The Jerusalem Magistrate’s Court on Thursday evening upheld the Hebron Jewish
community’s purchase of a four-story building in that city known as Beit
Hashalom.
It ordered the state, which had jurisdiction over the property
during the court proceedings, to return it to the Hebron Jewish Community within
30 days.
But to legally move into the apartment building, its residents
need the Defense Ministry to authorize the sale and their presence
there.
“We have received a wonderful Rosh Hashana present,” Hebron Jewish
Community spokeswoman Orit Struck said.
She added that in light of the
court ruling, it was time for the state and the Defense Ministry to do some soul
searching with respect to the way they had treated her community over this
issue.
A force of 600 border police and IDF soldiers forcibly evacuated
residents from the large stone structure in December 2008. Twenty-three
right-wing activists and four police officers were lightly to moderately wounded
in the clashes that ensued, as security personnel dragged people out of the
structure.
In addition, right-wing activists clashed with Palestinians in
the area around the building, including in the valley below it that leads to the
Kiryat Arba settlement.

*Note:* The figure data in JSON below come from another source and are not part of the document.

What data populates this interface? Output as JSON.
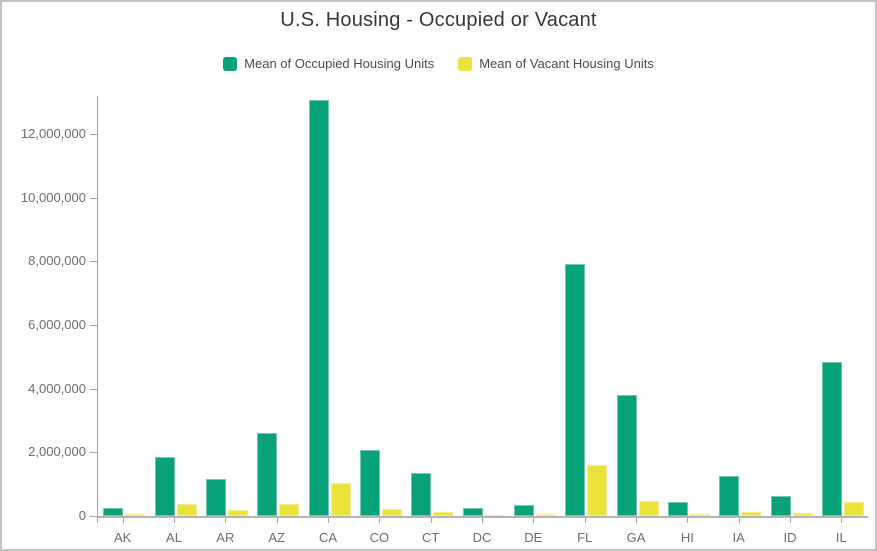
{
  "title": "U.S. Housing - Occupied or Vacant",
  "chart_data": {
    "type": "bar",
    "title": "U.S. Housing - Occupied or Vacant",
    "xlabel": "",
    "ylabel": "",
    "grid": false,
    "legend_position": "top",
    "categories": [
      "AK",
      "AL",
      "AR",
      "AZ",
      "CA",
      "CO",
      "CT",
      "DC",
      "DE",
      "FL",
      "GA",
      "HI",
      "IA",
      "ID",
      "IL"
    ],
    "series": [
      {
        "name": "Mean of Occupied Housing Units",
        "color": "#08a278",
        "values": [
          240000,
          1850000,
          1150000,
          2610000,
          13050000,
          2080000,
          1350000,
          250000,
          345000,
          7900000,
          3810000,
          440000,
          1250000,
          630000,
          4850000
        ]
      },
      {
        "name": "Mean of Vacant Housing Units",
        "color": "#ece23c",
        "values": [
          60000,
          370000,
          190000,
          370000,
          1050000,
          220000,
          120000,
          30000,
          50000,
          1600000,
          460000,
          55000,
          125000,
          90000,
          455000
        ]
      }
    ],
    "ylim": [
      0,
      13190000
    ],
    "y_ticks": [
      0,
      2000000,
      4000000,
      6000000,
      8000000,
      10000000,
      12000000
    ],
    "y_tick_labels": [
      "0",
      "2,000,000",
      "4,000,000",
      "6,000,000",
      "8,000,000",
      "10,000,000",
      "12,000,000"
    ]
  },
  "colors": {
    "occupied_series": "#08a278",
    "vacant_series": "#ece23c",
    "axis": "#a2a2a2",
    "tick_label": "#6e6e6e",
    "title_text": "#383838",
    "legend_text": "#4c4c4c",
    "frame_border": "#c3c3c3",
    "background": "#ffffff"
  }
}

At least 20 Palestinians were injured, including a man
and his son who were shot.
In March 2007, 150 settlers moved into the
building, saying that Tal Investments and the Association for Renewing the
Jewish Community in Hebron had bought it, in transactions that occurred in 2004
and 2005, from its Palestinian owners for NIS 700,000.
But the owners
denied the claim and asked the police to evict the building’s Jewish
residents.
The Palestinians petitioned the High Court of Justice against
the residents, and the state told the court the settlers had to leave.
It
based its response in part on police allegations that documents relating to the
sale were forged.
But the court said that the property should remain
vacant until the purchase claim was adjudicated.
Settlers then turned to
the Jerusalem Magistrate’s Court, which on Thursday ruled that they had indeed
purchased the property and that they were not the ones who had forged the
documents.
Jewish ownership of the structure expands the community’s
property holding in the city.
The structure is located on the outskirts
of Hebron, near Kiryat Arba. It overlooks the road that leads to Hebron’s Cave
of the Patriarchs and provides a strategic overview of the area.
It is
also abuts a Muslim graveyard and a mosque, as well as Palestinian homes and
shops.
Hagit Ofran of Peace Now called on the Defense Ministry not to
authorize Jewish presence in the building. “There is no need to expand the
Jewish community in Hebron,” Ofran said.
She added that the residents
presence in the home prior to its evacuation in 2008 had been a provocation. In
the days that led to the evacuation right-wing Jewish activists vandalized the
mosque, the cemetery and a number of Palestinian homes in the area.
But
Likud Ministers Yuli Edelstein, Gideon Sa’ar and Israel Katz said Thursday that
Defense Minister Ehud Barak now had an obligation to right the injustice that
had occurred and to allow the Jewish families to return to Beit
Hashalom.
Kiryat Arba Council head Melachi Levinger, whose father, Moshe,
was among the founders of the Hebron Jewish community, said the court’s ruling
“proves our contention throughout all these years that we have the right to buy
property and settle anywhere in the Land of Israel.”
He called on Barak
to allow Jewish families to return both to Beit Hashalom and to another
structure that the community says it bought this year, Beit Hamachpela, located
near the Cave of the Patriarchs.
“This is a significant news, coming as
it does on the eve of Rosh Hashana when thousands of people come to visit the
Cave of the Patriarchs and the city of their forefathers,” Levinger said.